DataFusion is a very (very very) fast command-line SQL engine but with limited support for data formats.

dsq is based on SQLite which means it has to load data into SQLite first, but then gives you the whole breath of SQLite, it also supports many data formats, but is slower at the same time.

OctoSQL is faster, extensible through plugins, and supports incremental query execution, so you can i.e. calculate and display a running group by + count while tailing a log file. It also supports normal databases, not just file formats, so you can i.e. join with a Postgres table.

[0]: https://github.com/apache/arrow-datafusion

[1]: https://github.com/multiprocessio/dsq

[2]: https://github.com/cube2222/octosql

Disclaimer: Author of OctoSQL

3 comments

mytherin 1366 days ago

You may also want to have a look at the DuckDB command line client [1]. The shell itself is based on the SQLite client, and DuckDB can be used to natively query CSV and Parquet files. Using extensions, DuckDB can also query SQLite and Postgres databases, and query files over HTTPS and S3.

The command line client also has some nifty features like syntax highlighting, and context-aware auto-complete that is coming in the next release.

[1] https://duckdb.org/docs/installation/

Disclaimer: working on DuckDB

link

Beltalowda 1366 days ago

One thing I really miss in the DuckDB is that it doesn't insert the entire query if you use C-p/Up arrow for multi-line queries (it just cycles through the lines of the query).
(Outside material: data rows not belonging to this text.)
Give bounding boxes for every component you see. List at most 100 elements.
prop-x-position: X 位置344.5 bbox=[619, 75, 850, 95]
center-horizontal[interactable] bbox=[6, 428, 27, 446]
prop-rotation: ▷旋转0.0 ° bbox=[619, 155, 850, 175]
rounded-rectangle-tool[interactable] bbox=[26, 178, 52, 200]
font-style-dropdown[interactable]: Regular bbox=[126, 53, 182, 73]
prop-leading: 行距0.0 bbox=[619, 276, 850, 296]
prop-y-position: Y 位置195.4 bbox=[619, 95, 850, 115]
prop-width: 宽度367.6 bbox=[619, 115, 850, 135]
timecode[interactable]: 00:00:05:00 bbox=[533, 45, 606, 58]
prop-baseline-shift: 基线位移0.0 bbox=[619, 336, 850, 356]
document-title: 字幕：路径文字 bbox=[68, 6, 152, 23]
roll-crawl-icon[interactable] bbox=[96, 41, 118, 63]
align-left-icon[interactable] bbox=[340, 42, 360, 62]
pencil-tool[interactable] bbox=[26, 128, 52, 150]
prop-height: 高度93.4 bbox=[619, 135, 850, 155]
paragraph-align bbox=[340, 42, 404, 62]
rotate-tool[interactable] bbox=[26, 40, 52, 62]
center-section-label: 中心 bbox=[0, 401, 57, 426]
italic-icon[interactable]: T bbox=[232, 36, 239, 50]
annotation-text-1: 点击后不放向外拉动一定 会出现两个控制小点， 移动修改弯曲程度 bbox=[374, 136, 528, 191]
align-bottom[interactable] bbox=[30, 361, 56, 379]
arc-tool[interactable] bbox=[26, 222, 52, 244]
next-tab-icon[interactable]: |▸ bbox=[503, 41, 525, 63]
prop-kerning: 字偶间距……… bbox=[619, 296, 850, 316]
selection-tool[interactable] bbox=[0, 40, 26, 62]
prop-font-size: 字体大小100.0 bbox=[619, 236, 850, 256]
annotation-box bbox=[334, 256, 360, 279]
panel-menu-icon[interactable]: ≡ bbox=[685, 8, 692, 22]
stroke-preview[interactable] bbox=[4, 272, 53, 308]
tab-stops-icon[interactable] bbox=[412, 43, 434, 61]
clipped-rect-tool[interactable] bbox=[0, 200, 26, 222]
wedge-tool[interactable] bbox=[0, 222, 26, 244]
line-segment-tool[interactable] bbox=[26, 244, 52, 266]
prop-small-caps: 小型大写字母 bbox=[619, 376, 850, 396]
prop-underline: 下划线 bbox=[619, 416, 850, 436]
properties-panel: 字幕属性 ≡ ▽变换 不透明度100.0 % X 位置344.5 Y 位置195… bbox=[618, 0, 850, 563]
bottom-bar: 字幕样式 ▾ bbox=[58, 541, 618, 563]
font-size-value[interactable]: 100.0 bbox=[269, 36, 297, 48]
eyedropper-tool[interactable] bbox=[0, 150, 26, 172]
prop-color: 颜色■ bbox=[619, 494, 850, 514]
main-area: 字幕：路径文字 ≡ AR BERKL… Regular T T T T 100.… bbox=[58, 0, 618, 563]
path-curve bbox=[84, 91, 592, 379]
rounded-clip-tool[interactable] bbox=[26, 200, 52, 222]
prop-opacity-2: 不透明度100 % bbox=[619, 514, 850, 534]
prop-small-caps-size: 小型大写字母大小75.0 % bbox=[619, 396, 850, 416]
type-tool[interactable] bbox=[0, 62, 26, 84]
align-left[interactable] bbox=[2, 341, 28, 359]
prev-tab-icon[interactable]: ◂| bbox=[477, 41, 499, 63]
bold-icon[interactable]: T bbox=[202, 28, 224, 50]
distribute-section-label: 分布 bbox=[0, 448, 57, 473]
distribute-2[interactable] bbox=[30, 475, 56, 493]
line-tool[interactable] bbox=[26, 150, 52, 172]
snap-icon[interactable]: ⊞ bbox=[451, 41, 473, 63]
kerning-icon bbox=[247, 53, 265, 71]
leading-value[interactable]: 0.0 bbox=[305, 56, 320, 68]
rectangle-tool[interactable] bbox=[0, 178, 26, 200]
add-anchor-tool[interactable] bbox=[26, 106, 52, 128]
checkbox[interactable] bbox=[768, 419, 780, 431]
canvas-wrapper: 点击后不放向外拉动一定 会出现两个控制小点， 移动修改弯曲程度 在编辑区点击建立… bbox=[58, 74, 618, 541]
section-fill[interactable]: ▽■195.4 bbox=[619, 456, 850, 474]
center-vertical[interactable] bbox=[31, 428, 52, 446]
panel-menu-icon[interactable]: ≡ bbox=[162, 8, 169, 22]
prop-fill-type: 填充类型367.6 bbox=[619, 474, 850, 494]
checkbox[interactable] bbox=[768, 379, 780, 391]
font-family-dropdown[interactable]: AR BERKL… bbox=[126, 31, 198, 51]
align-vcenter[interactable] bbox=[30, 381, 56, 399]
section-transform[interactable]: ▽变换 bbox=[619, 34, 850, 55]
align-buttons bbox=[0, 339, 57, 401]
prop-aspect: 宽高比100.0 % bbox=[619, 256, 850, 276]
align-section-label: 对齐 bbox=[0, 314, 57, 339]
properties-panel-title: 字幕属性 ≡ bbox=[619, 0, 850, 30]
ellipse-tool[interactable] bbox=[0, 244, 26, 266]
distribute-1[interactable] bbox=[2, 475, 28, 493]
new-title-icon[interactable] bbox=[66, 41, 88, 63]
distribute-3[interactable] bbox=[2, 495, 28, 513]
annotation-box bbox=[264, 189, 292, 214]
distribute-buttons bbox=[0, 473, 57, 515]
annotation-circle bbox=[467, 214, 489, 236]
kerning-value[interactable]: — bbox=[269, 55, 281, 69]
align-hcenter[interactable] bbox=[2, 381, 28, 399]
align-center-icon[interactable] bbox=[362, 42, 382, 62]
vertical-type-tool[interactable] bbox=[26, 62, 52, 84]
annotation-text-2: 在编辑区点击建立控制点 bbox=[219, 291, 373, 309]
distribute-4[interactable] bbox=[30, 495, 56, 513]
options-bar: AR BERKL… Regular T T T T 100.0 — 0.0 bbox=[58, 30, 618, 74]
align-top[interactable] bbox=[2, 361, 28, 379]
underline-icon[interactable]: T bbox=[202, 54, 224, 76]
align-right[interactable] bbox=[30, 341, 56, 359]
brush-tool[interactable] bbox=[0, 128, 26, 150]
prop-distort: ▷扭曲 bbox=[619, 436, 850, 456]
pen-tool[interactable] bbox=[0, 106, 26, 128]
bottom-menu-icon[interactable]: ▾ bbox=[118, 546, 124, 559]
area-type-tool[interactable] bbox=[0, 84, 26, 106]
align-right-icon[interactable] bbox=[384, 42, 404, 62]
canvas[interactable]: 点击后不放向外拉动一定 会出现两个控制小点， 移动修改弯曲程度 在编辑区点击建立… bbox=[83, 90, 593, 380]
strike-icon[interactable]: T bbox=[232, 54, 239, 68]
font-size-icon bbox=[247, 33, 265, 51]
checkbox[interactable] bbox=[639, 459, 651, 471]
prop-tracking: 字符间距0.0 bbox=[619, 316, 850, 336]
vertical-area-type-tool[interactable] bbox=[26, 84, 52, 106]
This behaviour is inherited from SQLite, and it trips me up every time even after years of SQLite CLI usage.

link

dmoura 1366 days ago

DuckDB is great! I love what you guys are building. The main gap for me is native support of JSON (lines), like you have for CSV and Parquet.

link

zX41ZdbW 1366 days ago

Here is a comparison of various SQL engines in command line: https://github.com/dcmoura/spyql/blob/master/notebooks/json_...

link

mildbyte 1366 days ago

And if you're looking for a similar experience (very fast analytical SQL queries) but over HTTP, for example, to power a public dashboard or a visualization, you can try ROAPI [0] or Seafowl [1], also built on top of DataFusion (disclaimer: working on Seafowl):

[0]: https://github.com/roapi/roapi

[1]: https://github.com/splitgraph/seafowl

link

cube2222 1366 days ago

That's what I thought about ROAPI as well, until I benchmarked it, and it ended up being very slow[0].

[0]: https://news.ycombinator.com/item?id=32970495

link

mildbyte 1366 days ago

It could be the NDJSON parser (DF source: [0]) or could be a variety of other factors. Looking at the ROAPI release archive [1], it doesn't ship with the definitive `columnq` binary from your comment (EDIT: it does, I was looking in the wrong place! https://github.com/roapi/roapi/releases/tag/columnq-cli-v0.3...), so it could also have something to do with compilation-time flags.

FWIW, we use the Parquet format with DataFusion and get very good speeds similar to DuckDB [2], e.g. 1.5s to run a more complex aggregation query `SELECT date_trunc('month', tpep_pickup_datetime) AS month, COUNT(*) AS total_trips, SUM(total_amount) FROM tripdata GROUP BY 1 ORDER BY 1 ASC)` on a 55M row subset of NY Taxi trip data.

[0]: https://github.com/apache/arrow-datafusion/blob/master/dataf...

[1]: https://github.com/roapi/roapi/releases/tag/roapi-v0.8.0

[2]: https://observablehq.com/@seafowl/benchmarks

link

cube2222 1366 days ago

Yes, DataFusion itself is definitely fast, no denying that.

link